Повесть Н.В. Гоголя «Нос» принадлежит к тому кругу художественных текстов, для которых характерна многослойная структура смысловых значений. Каждое из них необходимо держать в уме. Только тогда мы постигнем подлинную глубину и значительность исследуемого произведения.

В качестве предварительных замечаний приведу ряд деталей из биографии писателя, которые, как мне кажется, дают веские основания трактовать повесть именно в том ключе, в каком она здесь представлена. Отмечу, что «Нос» был написан в 1836 году, на следующий год после «Невского проспекта». Обе повести написаны по «свежим следам»:          Н.В. Гоголь прибыл в Петербург в 1829 году и естественно изучал этот город как провинциал, прибывший в столицу великой империи.
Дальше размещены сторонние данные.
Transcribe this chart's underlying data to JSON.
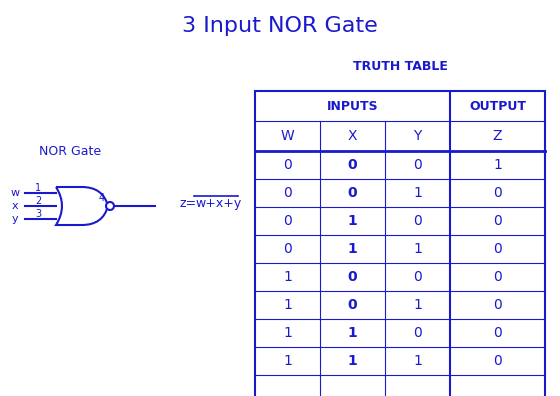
{
  "title": "3 Input NOR Gate",
  "title_color": "#1a1aaa",
  "title_fontsize": 16,
  "truth_table_title": "TRUTH TABLE",
  "col_header1": "INPUTS",
  "col_header2": "OUTPUT",
  "col_labels": [
    "W",
    "X",
    "Y",
    "Z"
  ],
  "truth_data": [
    [
      0,
      0,
      0,
      1
    ],
    [
      0,
      0,
      1,
      0
    ],
    [
      0,
      1,
      0,
      0
    ],
    [
      0,
      1,
      1,
      0
    ],
    [
      1,
      0,
      0,
      0
    ],
    [
      1,
      0,
      1,
      0
    ],
    [
      1,
      1,
      0,
      0
    ],
    [
      1,
      1,
      1,
      0
    ]
  ],
  "bold_col": 1,
  "gate_label": "NOR Gate",
  "equation": "z=w+x+y",
  "main_color": "#1a1acc",
  "table_color": "#1a1acc",
  "bg_color": "#ffffff"
}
Автору «Носа» в момент ее опубликования было всего 25 лет, он был еще совсем молодым человеком, жаждущим не только творчества и славы, но и, надо полагать, жизненных удовольствий и счастья. Повесть «Невский проспект», в которой, думается, имеется автобиографическая основа, в какой-то мере позволяет делать такие предположения.
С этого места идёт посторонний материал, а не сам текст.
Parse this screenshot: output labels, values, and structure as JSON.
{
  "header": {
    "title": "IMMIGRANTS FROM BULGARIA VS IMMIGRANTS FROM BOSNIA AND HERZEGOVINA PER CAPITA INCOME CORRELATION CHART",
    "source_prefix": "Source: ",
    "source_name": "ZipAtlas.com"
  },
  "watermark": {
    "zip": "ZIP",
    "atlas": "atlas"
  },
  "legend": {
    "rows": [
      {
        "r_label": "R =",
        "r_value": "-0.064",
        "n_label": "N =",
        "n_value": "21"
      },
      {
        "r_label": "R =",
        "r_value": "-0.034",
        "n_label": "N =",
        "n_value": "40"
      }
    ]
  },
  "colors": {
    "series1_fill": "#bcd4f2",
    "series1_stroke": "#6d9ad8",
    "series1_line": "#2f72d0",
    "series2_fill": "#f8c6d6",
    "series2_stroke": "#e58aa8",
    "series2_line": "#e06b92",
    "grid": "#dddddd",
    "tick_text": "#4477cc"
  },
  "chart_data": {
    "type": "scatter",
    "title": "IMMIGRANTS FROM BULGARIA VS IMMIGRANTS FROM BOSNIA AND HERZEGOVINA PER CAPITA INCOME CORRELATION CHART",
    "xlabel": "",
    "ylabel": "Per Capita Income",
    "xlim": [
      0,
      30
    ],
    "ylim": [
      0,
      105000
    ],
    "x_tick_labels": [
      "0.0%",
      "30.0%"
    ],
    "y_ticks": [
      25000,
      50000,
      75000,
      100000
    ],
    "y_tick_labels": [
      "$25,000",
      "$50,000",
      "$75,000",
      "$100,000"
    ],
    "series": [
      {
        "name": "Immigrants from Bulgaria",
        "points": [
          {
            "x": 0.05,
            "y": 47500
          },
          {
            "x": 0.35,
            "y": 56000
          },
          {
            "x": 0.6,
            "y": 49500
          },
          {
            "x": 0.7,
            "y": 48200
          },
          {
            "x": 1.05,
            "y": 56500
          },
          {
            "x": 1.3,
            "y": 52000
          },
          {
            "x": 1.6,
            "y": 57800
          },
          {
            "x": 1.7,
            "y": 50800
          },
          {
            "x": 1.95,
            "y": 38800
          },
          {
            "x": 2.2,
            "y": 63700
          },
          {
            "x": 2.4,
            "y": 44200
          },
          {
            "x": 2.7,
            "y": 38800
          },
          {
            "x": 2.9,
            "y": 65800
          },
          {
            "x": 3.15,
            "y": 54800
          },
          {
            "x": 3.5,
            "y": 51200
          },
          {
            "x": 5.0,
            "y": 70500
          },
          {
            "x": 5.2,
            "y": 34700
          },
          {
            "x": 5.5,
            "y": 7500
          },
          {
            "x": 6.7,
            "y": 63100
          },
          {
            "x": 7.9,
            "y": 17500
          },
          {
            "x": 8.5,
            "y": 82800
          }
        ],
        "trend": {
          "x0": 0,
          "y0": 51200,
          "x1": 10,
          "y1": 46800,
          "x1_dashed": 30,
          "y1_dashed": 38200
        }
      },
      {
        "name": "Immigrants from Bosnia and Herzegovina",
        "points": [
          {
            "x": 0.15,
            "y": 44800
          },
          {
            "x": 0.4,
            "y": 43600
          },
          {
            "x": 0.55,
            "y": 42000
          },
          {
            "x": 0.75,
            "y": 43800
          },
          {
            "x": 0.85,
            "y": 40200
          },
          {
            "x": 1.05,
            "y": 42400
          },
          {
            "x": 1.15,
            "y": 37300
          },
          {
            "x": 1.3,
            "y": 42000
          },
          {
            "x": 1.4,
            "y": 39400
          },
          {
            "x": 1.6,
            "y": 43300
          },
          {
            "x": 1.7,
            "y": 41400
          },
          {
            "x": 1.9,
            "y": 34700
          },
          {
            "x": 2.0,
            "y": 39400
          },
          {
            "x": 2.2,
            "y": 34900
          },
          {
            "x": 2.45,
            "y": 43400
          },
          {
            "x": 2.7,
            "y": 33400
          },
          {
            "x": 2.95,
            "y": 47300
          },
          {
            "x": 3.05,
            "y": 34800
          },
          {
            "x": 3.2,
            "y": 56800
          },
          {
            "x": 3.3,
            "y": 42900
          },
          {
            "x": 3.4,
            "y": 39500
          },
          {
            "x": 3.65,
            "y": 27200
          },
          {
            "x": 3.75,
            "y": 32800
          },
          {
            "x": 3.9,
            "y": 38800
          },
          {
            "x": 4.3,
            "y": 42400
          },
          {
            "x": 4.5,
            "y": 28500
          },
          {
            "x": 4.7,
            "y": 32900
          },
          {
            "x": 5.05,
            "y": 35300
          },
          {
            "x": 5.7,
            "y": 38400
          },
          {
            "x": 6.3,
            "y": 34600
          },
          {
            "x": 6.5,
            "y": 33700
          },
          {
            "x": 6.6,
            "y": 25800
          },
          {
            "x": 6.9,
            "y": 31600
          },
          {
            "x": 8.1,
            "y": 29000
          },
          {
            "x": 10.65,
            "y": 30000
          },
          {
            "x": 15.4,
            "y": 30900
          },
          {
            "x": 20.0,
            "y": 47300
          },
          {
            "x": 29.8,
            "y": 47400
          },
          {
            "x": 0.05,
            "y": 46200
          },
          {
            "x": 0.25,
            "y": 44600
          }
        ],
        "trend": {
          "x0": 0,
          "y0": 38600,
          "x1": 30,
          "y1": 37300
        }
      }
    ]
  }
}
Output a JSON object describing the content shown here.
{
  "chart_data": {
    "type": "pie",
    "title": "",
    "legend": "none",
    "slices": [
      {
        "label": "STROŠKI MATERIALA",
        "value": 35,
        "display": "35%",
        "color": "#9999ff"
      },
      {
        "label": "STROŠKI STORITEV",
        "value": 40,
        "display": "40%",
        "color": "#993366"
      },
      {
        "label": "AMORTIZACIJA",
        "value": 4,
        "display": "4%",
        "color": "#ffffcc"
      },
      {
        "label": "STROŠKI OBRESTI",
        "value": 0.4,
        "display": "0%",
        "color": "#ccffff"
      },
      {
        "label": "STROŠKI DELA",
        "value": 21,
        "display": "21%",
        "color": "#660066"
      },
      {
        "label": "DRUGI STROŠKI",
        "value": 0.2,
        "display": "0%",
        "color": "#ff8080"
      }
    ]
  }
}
В повести «Нос» я выделяю три смысловых пласта: социальный, эротический (фаллический) и религиозно-философский. У самого писателя  можно обнаружить в тексте мысль о многозначности и многослойности его произведения. Подводя в шутливой форме итог своего повествования о приключении с маиором Ковалевым, Гоголь пишет:        «… как авторы могут брать подобные сюжеты. Признаюсь, это уж совсем непостижимо, это точно…нет, нет совсем не понимаю. Во-первых, пользы отечеству решительно никакой; во-вторых… но и во вторых тоже нет пользы. Просто я не знаю, что это…
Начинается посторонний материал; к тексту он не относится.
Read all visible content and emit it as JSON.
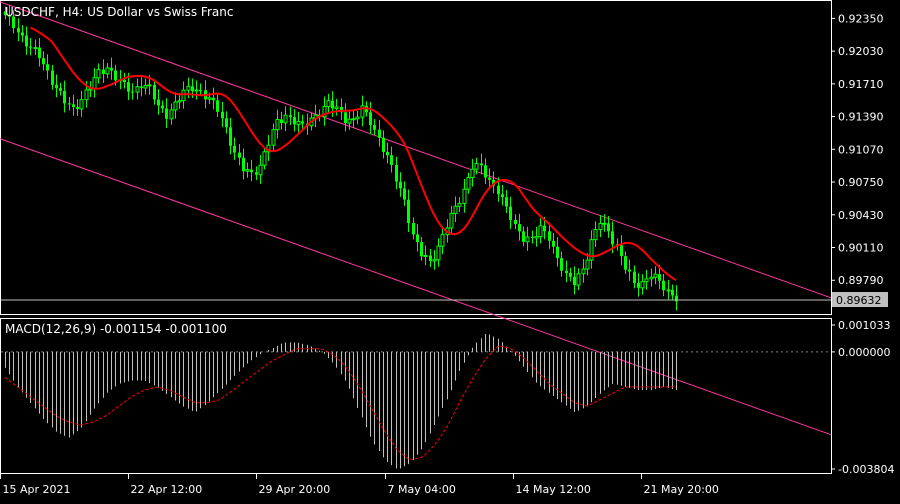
{
  "main_chart": {
    "title": "USDCHF, H4:  US Dollar vs Swiss Franc",
    "current_price": "0.89632",
    "y_ticks": [
      "0.92350",
      "0.92030",
      "0.91710",
      "0.91390",
      "0.91070",
      "0.90750",
      "0.90430",
      "0.90110",
      "0.89790"
    ],
    "x_ticks": [
      "15 Apr 2021",
      "22 Apr 12:00",
      "29 Apr 20:00",
      "7 May 04:00",
      "14 May 12:00",
      "21 May 20:00"
    ]
  },
  "macd_panel": {
    "label": "MACD(12,26,9) -0.001154 -0.001100",
    "y_ticks": [
      "0.001033",
      "0.000000",
      "-0.003804"
    ]
  },
  "colors": {
    "background": "#000000",
    "candles": "#00ff00",
    "moving_average": "#ff0000",
    "channel": "#ff3aa0",
    "histogram": "#c0c0c0",
    "signal": "#ff0000",
    "axis": "#ffffff"
  },
  "chart_data": [
    {
      "type": "candlestick",
      "title": "USDCHF, H4:  US Dollar vs Swiss Franc",
      "ylim": [
        0.8946,
        0.9252
      ],
      "last_price": 0.89632,
      "close_series": [
        0.9236,
        0.9229,
        0.9217,
        0.9205,
        0.9198,
        0.9183,
        0.9167,
        0.9153,
        0.9146,
        0.9157,
        0.9168,
        0.9181,
        0.9188,
        0.9178,
        0.9168,
        0.9163,
        0.9172,
        0.9166,
        0.9148,
        0.9142,
        0.9151,
        0.9162,
        0.9168,
        0.9164,
        0.9155,
        0.9146,
        0.9128,
        0.9103,
        0.9087,
        0.9083,
        0.9092,
        0.9113,
        0.9133,
        0.9141,
        0.9135,
        0.9128,
        0.9137,
        0.9144,
        0.9151,
        0.9146,
        0.9138,
        0.9135,
        0.9146,
        0.9135,
        0.9118,
        0.9098,
        0.9078,
        0.9058,
        0.9022,
        0.9004,
        0.8997,
        0.9012,
        0.9032,
        0.9049,
        0.9068,
        0.9091,
        0.9088,
        0.9076,
        0.9068,
        0.9048,
        0.9031,
        0.9022,
        0.9019,
        0.9028,
        0.9022,
        0.9001,
        0.8982,
        0.8977,
        0.8991,
        0.9016,
        0.9036,
        0.9027,
        0.9012,
        0.8991,
        0.8975,
        0.8977,
        0.8985,
        0.8976,
        0.8968,
        0.8963
      ]
    },
    {
      "type": "bar",
      "title": "MACD(12,26,9) -0.001154 -0.001100",
      "ylim": [
        -0.003804,
        0.001033
      ],
      "macd": [
        -0.0005,
        -0.0011,
        -0.0016,
        -0.0021,
        -0.0025,
        -0.0027,
        -0.0024,
        -0.0018,
        -0.0013,
        -0.001,
        -0.0009,
        -0.0009,
        -0.0011,
        -0.0014,
        -0.0017,
        -0.0019,
        -0.0016,
        -0.0012,
        -0.0008,
        -0.0004,
        -0.0001,
        0.0001,
        0.0003,
        0.0003,
        0.0002,
        0.0,
        -0.0004,
        -0.001,
        -0.0019,
        -0.0028,
        -0.0034,
        -0.0037,
        -0.0035,
        -0.003,
        -0.0022,
        -0.0014,
        -0.0005,
        0.0002,
        0.0006,
        0.0004,
        0.0,
        -0.0005,
        -0.001,
        -0.0013,
        -0.0016,
        -0.0019,
        -0.0017,
        -0.0013,
        -0.001,
        -0.0011,
        -0.0012,
        -0.0012,
        -0.0011,
        -0.0012
      ],
      "signal": [
        -0.0008,
        -0.0011,
        -0.0014,
        -0.0017,
        -0.002,
        -0.0022,
        -0.0023,
        -0.0022,
        -0.002,
        -0.0017,
        -0.0014,
        -0.0012,
        -0.0011,
        -0.0012,
        -0.0014,
        -0.0016,
        -0.0016,
        -0.0015,
        -0.0012,
        -0.0009,
        -0.0006,
        -0.0003,
        -0.0001,
        0.0001,
        0.0001,
        0.0001,
        -0.0001,
        -0.0005,
        -0.0011,
        -0.0018,
        -0.0025,
        -0.0031,
        -0.0034,
        -0.0033,
        -0.0029,
        -0.0023,
        -0.0015,
        -0.0008,
        -0.0002,
        0.0002,
        0.0001,
        -0.0002,
        -0.0006,
        -0.001,
        -0.0013,
        -0.0016,
        -0.0017,
        -0.0015,
        -0.0013,
        -0.0011,
        -0.0011,
        -0.0011,
        -0.0011,
        -0.0011
      ]
    }
  ]
}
А однако же при всем том, хотя, конечно, можно допустить и то, и другое,  и третье…»
Молодого провинциала, приехавшего в Петербург, не могло не поразить обилие чиновников и та  огромная роль, которую они играли в жизни не только государства, но и простых граждан. Внимательному взору умного и наблюдательного человека открывалось, что при всей  значительности роли чиновника в жизни государства и его граждан сами они были в своем большинстве незначительными персонами. Сатирический талант писателя едва ли мог обойти эту благодатную тему. Художественное осмысление феномена чиновничества, осмеяние и критика безликого бюрократического чина были неизбежны. Так появился на свет «Нос».

Чиновничество – это способ обезличенного существования. Лицо чиновника, его личность не имеет душевной и духовной глубины и вся умещается в теле и без тела не существует. После смерти чиновника не остается ни ценностей, ни памяти. Чиновник – это тело, занимающее определенное пространство – должностное кресло. Последнее является продолжением тела и его смыслом. Телесная смерть чиновника освобождает его кресло и дает смысл жизни следующему чиновнику и так без конца.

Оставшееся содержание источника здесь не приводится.